Le gag est glaçant parce qu’il retourne la modernité contre elle-même. La science a permis de tuer plus vite et plus loin ; elle permettra donc, dans cette parodie, de faire la paix avec la même efficacité mécanique. Autrement dit : l’époque sait déjà que les progrès techniques ne garantissent ni la sagesse ni la stabilité. Ils accélèrent surtout la vitesse de bascule.
Et le texte enfonce le clou : si cette paix doit être “plus vite terminée”, tant mieux, puisqu’elle hâtera le “déjà !” du « Cessez-le-Vœu » et inaugurera une dernière “après-paix”. Lacroix invente ce mot d’“après-paix” comme on invente un produit miracle : promesse vide, formule de catalogue. Il raille une période où l’on parle d’apaisement tout en continuant à réarmer, à espionner, à se menacer, à se surveiller.
Ce que vise le Canard : ni Moscou ni Washington, mais la machine à tension
La réussite de cette une tient à son équilibre. Lacroix ne “choisit” pas un camp : il se moque de la mécanique globale qui rend la paix suspecte. Il épingle aussi bien le théâtre soviétique que l’hypersensibilité occidentale, et il n’épargne pas la presse, ses titres catastrophistes, ses retournements, ses emballements.
Mais derrière l’humour, quelque chose affleure constamment : la peur diffuse. Non pas la peur spectaculaire, mais la peur de fond, celle qui fait qu’un monde au bord du nucléaire finit par se demander si l’apaisement n’est pas une manœuvre, si l’ennemi ne sourit pas pour mieux serrer. Dans cette atmosphère, le Canard répond par le rire non pour adoucir, mais pour éclairer. Il grossit les ficelles afin qu’on les voie.

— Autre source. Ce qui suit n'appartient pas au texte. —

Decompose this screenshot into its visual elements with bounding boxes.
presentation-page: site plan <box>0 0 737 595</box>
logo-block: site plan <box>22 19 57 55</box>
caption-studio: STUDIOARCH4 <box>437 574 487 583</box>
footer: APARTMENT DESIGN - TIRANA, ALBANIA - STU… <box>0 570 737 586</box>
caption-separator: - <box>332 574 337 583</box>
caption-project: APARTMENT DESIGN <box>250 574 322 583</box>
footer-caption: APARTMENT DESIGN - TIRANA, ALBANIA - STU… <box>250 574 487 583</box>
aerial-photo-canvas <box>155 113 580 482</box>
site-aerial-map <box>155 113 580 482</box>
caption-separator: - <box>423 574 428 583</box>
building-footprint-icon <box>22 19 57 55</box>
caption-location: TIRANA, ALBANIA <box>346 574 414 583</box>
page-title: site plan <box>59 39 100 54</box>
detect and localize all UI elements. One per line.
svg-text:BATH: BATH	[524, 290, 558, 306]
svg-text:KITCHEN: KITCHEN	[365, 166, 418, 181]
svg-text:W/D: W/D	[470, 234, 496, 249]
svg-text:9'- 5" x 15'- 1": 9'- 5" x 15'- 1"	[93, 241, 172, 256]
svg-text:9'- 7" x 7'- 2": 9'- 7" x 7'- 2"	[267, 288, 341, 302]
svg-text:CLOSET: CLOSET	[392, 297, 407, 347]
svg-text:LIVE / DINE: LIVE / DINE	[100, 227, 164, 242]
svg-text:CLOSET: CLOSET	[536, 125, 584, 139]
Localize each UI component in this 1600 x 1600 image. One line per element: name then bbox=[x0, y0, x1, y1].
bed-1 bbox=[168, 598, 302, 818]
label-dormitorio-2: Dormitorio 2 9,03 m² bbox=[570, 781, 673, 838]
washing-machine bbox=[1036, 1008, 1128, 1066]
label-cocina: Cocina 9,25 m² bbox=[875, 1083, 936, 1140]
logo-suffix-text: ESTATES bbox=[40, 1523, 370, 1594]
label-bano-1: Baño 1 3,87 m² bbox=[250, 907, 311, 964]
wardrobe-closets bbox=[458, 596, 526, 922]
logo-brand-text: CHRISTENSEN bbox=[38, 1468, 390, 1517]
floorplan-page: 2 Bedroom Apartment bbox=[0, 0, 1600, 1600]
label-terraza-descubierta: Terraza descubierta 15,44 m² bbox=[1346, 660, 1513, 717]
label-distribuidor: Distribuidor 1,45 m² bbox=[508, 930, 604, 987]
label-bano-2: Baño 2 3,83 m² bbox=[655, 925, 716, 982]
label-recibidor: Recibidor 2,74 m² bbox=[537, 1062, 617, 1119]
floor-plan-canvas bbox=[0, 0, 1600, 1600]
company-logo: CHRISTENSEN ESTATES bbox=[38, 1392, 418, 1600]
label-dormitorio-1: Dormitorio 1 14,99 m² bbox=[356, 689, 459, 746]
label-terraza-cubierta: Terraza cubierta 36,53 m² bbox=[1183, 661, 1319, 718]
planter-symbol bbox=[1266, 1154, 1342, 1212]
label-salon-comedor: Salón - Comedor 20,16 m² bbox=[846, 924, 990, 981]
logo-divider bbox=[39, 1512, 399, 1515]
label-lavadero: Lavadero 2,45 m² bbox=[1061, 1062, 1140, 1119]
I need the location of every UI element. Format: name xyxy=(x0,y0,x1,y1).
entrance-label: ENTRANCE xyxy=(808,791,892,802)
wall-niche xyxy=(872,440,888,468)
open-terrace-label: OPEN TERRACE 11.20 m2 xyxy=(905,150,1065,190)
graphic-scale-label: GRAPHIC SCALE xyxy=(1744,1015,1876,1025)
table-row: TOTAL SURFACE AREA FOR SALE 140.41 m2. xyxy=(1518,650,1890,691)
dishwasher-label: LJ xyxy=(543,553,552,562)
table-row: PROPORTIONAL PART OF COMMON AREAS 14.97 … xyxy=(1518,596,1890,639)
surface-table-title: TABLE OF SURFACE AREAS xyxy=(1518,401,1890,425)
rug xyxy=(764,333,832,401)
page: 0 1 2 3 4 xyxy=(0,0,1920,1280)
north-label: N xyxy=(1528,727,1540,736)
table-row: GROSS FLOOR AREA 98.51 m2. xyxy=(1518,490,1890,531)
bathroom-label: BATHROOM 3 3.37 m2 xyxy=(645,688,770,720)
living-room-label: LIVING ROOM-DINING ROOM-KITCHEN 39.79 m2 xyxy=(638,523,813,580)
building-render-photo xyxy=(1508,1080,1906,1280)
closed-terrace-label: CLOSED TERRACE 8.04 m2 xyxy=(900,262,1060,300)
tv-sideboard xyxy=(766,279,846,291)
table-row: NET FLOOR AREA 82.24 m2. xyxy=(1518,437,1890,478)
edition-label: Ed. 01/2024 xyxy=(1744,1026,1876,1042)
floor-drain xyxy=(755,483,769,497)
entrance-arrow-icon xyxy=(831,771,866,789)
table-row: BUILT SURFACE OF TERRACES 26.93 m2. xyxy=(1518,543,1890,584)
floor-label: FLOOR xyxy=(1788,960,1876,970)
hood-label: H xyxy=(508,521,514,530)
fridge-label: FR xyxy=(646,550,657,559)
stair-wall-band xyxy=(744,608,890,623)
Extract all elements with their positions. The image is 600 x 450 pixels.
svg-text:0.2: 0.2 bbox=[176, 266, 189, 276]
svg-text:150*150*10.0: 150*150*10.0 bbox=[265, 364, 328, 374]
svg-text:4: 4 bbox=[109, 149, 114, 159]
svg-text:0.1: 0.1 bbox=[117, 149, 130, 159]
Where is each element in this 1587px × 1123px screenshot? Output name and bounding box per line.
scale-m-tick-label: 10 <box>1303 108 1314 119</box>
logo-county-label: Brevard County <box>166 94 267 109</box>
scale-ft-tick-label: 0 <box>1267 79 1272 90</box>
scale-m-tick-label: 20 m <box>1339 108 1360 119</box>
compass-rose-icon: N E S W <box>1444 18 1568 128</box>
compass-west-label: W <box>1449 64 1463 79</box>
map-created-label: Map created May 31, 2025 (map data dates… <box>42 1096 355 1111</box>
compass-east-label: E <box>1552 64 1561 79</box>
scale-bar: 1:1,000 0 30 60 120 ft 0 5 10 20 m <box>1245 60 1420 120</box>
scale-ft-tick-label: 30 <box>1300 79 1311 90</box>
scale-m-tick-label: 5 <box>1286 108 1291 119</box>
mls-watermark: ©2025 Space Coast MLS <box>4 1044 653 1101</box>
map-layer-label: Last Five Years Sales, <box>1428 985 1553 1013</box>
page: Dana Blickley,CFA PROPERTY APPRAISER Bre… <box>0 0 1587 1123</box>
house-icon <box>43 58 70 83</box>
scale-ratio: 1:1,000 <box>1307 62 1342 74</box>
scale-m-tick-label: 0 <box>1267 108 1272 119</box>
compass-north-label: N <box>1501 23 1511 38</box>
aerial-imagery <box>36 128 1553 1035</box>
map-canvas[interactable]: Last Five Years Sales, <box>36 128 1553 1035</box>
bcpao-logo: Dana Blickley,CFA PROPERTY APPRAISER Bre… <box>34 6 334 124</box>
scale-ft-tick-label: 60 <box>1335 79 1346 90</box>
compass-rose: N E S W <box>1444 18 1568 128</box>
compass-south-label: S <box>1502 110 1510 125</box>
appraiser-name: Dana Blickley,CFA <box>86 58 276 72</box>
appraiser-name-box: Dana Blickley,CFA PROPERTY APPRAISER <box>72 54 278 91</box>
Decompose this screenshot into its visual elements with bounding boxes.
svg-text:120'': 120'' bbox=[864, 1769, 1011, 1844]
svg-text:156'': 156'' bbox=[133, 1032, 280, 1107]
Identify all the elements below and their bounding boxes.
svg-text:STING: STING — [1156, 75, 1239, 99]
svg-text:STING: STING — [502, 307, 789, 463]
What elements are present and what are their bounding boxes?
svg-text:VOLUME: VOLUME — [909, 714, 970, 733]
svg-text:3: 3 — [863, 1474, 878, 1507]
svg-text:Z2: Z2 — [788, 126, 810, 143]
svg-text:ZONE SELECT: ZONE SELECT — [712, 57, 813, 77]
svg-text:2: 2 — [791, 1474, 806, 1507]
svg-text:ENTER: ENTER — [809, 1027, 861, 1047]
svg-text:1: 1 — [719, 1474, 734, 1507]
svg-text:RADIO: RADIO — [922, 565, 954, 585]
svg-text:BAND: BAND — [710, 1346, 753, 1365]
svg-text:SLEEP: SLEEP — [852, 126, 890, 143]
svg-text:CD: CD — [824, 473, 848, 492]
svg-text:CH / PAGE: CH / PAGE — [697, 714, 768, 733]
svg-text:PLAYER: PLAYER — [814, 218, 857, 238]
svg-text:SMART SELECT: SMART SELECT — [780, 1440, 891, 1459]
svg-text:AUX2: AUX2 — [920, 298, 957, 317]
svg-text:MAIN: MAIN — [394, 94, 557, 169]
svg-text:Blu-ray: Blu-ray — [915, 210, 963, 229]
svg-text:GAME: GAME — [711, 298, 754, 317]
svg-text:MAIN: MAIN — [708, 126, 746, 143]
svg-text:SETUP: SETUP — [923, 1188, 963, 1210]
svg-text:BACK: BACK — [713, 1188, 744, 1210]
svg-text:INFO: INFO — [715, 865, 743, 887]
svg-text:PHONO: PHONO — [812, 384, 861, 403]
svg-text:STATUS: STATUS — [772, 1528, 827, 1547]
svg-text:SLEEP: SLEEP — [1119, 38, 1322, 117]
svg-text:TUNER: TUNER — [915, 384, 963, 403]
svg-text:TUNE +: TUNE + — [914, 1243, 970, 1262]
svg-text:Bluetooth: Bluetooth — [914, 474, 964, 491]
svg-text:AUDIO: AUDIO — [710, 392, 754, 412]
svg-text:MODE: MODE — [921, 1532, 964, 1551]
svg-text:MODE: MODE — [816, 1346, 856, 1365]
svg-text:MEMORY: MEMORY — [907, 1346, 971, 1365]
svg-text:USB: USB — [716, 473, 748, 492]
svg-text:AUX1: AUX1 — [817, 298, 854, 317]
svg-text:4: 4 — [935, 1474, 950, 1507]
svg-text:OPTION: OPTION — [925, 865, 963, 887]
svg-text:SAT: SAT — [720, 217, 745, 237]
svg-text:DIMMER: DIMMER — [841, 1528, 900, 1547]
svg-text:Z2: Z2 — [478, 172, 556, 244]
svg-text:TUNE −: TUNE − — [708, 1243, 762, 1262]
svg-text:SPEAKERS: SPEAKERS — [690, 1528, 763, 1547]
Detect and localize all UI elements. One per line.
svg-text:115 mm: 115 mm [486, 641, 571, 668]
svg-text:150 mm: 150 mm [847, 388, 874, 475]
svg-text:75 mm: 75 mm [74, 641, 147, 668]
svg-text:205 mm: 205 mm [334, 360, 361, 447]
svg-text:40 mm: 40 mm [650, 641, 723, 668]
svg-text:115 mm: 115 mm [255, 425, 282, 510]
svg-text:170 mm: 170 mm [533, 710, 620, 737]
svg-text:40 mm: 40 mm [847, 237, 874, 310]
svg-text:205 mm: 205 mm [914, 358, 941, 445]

Il transforme l’actualité internationale en farce organisée afin que l’on entende, derrière les fanfares diplomatiques, le bruit des rouages.
En annonçant à 1 h 30 le début de la “troisième paix mondiale”, Lacroix suggère enfin une dernière perfidie : c’est toujours quand on dort un peu, quand l’esprit critique baille, que les grands récits s’installent. Une paix proclamée à l’heure des insomnies, c’est une paix qui ressemble à une consigne. Le Canard, lui, ne signe pas la consigne : il la pastiche, et c’est ainsi qu’il la désarme.